どこでもない不思議な空間で、異世界の者たちの悩みを聞く――砂時計の砂が、落ちきるまで。 転移とも転生とも違う、現代人と異世界人との交流の物語。ファンタジーが好きな方にぜひ読んでいただきたいです。 もっとずっと読んでいたかったと思うほど、この作品が持つ不思議な魅力にすっかり魅せられました。
そして気がつけばこのタイトル。素晴らしいです。
主人公が毎晩、異世界の住人の悩みごとを聞くだけのお話。話相手は、サキュバス、吸血鬼、スライムなどファンタジーの住人だけど、その悩みはどこか現実的。考えていることを話すだけで、案外楽な気持ちになるのは、どこの世界でも同じなのでしょうか。幻想的で、時に哲学的、そして読後は、少しほっこりするそんなお話でした。

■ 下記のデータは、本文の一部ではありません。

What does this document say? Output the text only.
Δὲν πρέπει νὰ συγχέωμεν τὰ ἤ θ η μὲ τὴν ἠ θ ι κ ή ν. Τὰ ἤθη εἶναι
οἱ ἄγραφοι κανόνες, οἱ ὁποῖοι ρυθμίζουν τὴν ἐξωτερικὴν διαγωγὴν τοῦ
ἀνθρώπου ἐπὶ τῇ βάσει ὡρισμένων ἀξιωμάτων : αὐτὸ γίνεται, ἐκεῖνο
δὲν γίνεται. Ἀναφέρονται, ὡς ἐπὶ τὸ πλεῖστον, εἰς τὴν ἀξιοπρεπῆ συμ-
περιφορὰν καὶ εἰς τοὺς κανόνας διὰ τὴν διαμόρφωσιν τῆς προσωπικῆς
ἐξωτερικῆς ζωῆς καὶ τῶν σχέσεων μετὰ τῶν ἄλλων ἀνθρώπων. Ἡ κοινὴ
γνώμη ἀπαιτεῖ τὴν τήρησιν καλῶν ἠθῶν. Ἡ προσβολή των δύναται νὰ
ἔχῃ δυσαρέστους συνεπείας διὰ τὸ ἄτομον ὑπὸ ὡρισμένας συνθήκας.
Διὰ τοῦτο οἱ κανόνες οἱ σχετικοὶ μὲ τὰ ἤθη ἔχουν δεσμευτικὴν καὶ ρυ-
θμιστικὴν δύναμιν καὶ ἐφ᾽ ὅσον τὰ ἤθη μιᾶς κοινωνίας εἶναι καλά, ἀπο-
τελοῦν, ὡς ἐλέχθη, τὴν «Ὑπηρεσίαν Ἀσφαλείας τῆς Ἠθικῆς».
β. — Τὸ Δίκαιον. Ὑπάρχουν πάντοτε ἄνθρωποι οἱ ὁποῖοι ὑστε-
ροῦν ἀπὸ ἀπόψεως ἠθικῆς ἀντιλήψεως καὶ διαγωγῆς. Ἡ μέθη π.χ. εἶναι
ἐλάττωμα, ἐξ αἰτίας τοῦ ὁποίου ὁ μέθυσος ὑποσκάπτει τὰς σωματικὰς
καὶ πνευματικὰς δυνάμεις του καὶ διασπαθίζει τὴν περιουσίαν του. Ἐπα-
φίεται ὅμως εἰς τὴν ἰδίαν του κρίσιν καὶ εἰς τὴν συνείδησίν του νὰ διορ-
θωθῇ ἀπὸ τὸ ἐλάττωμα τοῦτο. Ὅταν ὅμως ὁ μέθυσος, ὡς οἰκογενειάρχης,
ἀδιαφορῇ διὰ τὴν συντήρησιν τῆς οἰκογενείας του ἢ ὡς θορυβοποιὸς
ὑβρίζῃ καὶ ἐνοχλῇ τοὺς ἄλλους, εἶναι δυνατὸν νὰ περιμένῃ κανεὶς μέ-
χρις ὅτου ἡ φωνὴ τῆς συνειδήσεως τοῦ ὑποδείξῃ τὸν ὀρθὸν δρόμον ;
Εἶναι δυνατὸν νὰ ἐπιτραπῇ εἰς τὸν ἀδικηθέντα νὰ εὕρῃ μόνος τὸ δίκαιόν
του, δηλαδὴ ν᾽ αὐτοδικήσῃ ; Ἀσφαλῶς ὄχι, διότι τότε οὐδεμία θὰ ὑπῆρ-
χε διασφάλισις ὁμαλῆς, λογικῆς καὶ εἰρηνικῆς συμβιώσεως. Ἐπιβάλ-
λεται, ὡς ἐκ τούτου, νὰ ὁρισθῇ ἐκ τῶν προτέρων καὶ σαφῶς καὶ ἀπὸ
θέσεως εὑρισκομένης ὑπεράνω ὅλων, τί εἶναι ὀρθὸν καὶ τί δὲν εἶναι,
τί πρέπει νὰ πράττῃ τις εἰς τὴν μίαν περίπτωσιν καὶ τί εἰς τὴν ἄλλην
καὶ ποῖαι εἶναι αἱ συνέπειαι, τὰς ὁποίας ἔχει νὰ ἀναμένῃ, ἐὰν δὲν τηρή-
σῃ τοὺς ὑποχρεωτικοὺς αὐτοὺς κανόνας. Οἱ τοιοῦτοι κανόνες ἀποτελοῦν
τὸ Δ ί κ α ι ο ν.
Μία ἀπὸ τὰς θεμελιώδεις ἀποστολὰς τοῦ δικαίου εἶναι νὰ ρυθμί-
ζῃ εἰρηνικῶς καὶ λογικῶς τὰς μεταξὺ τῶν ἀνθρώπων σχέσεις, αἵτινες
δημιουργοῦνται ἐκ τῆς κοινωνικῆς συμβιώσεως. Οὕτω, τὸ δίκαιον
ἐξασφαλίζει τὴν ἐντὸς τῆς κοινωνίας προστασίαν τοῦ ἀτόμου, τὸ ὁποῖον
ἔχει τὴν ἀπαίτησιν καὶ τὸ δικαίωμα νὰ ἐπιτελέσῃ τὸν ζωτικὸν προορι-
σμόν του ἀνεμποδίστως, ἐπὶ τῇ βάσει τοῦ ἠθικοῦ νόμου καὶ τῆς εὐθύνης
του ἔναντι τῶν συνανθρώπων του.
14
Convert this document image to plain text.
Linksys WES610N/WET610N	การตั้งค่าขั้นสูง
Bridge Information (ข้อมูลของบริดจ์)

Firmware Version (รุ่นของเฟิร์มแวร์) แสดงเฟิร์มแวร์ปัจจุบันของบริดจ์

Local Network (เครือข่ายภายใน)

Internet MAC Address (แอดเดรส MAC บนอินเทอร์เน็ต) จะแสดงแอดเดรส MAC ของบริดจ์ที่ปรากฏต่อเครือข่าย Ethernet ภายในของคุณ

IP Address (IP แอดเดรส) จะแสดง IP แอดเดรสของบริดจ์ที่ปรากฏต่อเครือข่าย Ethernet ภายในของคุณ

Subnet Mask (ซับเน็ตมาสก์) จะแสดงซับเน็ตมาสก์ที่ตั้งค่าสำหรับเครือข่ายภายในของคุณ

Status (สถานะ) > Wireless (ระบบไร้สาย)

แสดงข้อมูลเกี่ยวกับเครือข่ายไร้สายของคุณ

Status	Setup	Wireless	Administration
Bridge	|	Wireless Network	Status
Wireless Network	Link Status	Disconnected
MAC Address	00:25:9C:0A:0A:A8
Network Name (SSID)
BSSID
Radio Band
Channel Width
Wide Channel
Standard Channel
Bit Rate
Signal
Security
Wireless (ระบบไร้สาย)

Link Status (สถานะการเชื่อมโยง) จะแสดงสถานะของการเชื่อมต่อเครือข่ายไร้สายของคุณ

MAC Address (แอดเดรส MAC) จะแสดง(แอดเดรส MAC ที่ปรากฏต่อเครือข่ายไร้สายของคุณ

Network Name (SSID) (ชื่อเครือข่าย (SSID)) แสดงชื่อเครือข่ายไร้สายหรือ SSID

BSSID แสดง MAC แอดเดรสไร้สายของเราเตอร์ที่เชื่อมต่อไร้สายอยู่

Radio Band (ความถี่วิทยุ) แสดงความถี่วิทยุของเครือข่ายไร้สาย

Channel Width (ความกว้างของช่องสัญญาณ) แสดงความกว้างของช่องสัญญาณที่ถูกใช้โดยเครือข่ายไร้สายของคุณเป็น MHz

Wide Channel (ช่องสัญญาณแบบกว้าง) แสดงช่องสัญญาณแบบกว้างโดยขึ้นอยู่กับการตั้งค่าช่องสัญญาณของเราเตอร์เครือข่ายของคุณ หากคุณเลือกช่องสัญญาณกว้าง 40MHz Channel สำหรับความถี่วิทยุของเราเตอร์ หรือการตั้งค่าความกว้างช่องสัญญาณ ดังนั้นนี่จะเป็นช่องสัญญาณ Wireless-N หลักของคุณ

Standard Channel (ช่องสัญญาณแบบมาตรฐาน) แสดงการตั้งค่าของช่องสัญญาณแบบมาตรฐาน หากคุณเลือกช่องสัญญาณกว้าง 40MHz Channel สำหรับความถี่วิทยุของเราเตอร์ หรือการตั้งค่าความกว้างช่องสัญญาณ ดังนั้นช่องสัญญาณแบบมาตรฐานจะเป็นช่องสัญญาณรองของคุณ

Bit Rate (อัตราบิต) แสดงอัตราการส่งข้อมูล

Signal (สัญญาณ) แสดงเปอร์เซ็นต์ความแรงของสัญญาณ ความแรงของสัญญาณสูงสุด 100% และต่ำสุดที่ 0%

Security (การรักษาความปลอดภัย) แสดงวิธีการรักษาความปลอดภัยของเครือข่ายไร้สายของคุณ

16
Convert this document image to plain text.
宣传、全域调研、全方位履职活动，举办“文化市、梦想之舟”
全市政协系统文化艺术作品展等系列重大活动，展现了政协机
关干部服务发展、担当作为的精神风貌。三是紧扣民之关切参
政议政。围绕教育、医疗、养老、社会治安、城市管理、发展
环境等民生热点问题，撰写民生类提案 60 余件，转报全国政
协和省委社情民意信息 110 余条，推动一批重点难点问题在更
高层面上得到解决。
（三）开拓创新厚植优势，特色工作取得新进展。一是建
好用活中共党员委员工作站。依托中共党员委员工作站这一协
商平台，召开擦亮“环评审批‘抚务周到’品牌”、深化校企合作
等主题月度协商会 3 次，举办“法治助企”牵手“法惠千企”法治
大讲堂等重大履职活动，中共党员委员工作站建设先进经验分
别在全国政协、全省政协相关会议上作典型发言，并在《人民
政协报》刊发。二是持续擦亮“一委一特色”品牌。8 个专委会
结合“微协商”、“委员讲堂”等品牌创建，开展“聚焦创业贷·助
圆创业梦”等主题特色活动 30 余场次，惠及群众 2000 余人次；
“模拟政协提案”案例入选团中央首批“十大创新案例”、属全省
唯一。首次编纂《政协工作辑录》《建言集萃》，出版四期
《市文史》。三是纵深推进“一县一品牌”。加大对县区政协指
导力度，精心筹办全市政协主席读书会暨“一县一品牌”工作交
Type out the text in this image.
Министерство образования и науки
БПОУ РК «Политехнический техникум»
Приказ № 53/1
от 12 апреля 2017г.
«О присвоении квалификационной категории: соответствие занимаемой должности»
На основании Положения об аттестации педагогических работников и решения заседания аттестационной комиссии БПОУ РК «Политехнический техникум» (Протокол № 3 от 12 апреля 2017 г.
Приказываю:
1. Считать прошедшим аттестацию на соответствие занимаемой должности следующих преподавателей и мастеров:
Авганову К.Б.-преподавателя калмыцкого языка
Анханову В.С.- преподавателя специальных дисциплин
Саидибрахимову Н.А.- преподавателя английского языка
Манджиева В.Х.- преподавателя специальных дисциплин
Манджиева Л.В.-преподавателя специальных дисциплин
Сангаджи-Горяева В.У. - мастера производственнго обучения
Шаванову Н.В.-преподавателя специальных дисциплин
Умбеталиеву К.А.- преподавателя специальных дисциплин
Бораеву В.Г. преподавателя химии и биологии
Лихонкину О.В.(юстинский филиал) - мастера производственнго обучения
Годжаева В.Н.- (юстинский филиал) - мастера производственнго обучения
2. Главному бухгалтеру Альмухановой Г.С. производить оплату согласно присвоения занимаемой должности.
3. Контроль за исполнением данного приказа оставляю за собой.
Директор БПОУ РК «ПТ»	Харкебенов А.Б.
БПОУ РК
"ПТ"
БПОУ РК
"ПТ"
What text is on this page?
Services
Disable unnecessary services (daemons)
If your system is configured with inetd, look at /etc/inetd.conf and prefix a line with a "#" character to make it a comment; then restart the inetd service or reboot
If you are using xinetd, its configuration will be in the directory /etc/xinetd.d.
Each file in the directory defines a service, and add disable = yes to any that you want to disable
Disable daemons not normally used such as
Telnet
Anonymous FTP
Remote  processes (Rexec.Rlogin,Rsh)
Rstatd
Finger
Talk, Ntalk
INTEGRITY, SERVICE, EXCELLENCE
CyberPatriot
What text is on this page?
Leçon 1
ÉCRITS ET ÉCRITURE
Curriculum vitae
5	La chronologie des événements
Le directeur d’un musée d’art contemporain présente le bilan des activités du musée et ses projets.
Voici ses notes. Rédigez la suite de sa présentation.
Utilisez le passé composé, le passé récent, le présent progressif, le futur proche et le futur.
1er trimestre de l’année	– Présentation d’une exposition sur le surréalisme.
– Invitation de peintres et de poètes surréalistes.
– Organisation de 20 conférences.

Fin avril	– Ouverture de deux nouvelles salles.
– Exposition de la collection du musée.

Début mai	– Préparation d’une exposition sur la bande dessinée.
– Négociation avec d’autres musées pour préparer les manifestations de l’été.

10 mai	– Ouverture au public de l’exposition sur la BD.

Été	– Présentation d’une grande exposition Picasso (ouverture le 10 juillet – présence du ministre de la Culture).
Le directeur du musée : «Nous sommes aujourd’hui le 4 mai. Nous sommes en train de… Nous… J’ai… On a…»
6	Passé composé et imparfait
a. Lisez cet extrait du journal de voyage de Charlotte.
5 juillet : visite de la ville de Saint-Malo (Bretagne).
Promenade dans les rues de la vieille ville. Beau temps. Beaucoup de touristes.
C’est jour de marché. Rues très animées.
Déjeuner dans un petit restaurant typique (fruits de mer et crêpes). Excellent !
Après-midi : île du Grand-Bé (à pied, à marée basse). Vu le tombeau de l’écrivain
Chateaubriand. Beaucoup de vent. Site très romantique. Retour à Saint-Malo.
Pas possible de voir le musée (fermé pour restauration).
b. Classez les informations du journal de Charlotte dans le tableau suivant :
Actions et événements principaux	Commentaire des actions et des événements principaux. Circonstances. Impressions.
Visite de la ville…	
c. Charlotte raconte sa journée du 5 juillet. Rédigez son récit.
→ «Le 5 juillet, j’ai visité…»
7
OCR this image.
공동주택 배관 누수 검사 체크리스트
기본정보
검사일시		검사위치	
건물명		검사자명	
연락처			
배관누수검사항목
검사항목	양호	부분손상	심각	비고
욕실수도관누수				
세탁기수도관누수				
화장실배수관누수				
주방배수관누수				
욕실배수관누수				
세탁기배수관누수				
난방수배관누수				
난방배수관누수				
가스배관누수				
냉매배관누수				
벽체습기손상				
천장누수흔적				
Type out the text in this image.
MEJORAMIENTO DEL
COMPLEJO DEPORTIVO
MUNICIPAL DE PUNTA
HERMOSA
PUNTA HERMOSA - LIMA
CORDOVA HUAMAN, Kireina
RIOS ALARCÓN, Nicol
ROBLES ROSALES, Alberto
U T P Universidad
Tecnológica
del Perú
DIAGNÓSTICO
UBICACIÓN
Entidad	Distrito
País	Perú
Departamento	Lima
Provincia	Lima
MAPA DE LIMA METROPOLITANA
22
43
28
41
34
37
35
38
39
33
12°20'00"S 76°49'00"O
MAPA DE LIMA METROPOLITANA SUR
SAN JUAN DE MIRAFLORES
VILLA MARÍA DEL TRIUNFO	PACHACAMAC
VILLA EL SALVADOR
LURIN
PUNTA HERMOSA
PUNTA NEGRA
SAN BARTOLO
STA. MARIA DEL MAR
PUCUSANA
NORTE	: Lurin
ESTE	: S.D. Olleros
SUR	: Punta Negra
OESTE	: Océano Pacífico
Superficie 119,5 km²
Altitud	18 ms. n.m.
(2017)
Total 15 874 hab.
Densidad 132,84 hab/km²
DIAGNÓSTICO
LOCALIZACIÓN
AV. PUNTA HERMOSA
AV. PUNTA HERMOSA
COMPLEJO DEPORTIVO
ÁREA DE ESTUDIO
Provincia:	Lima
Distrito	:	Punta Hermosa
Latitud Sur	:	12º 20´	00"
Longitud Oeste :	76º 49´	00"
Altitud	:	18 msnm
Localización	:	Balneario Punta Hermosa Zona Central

何処ともしれない、何処かの場所で。 居合わせることができるのは砂時計が落ちる僅かな刻だけ。 その僅かな間だけ、主人公は異世界の人々から愚痴を聞きます。 愚痴の中に潜むファンタジーの人々の本音を、独特の妖艶で神妙な雰囲気の中に描きあげる、とても不思議なおハナシです。 雰囲気のある小説が好きな方、 雰囲気に耽溺したい方、 オススメです。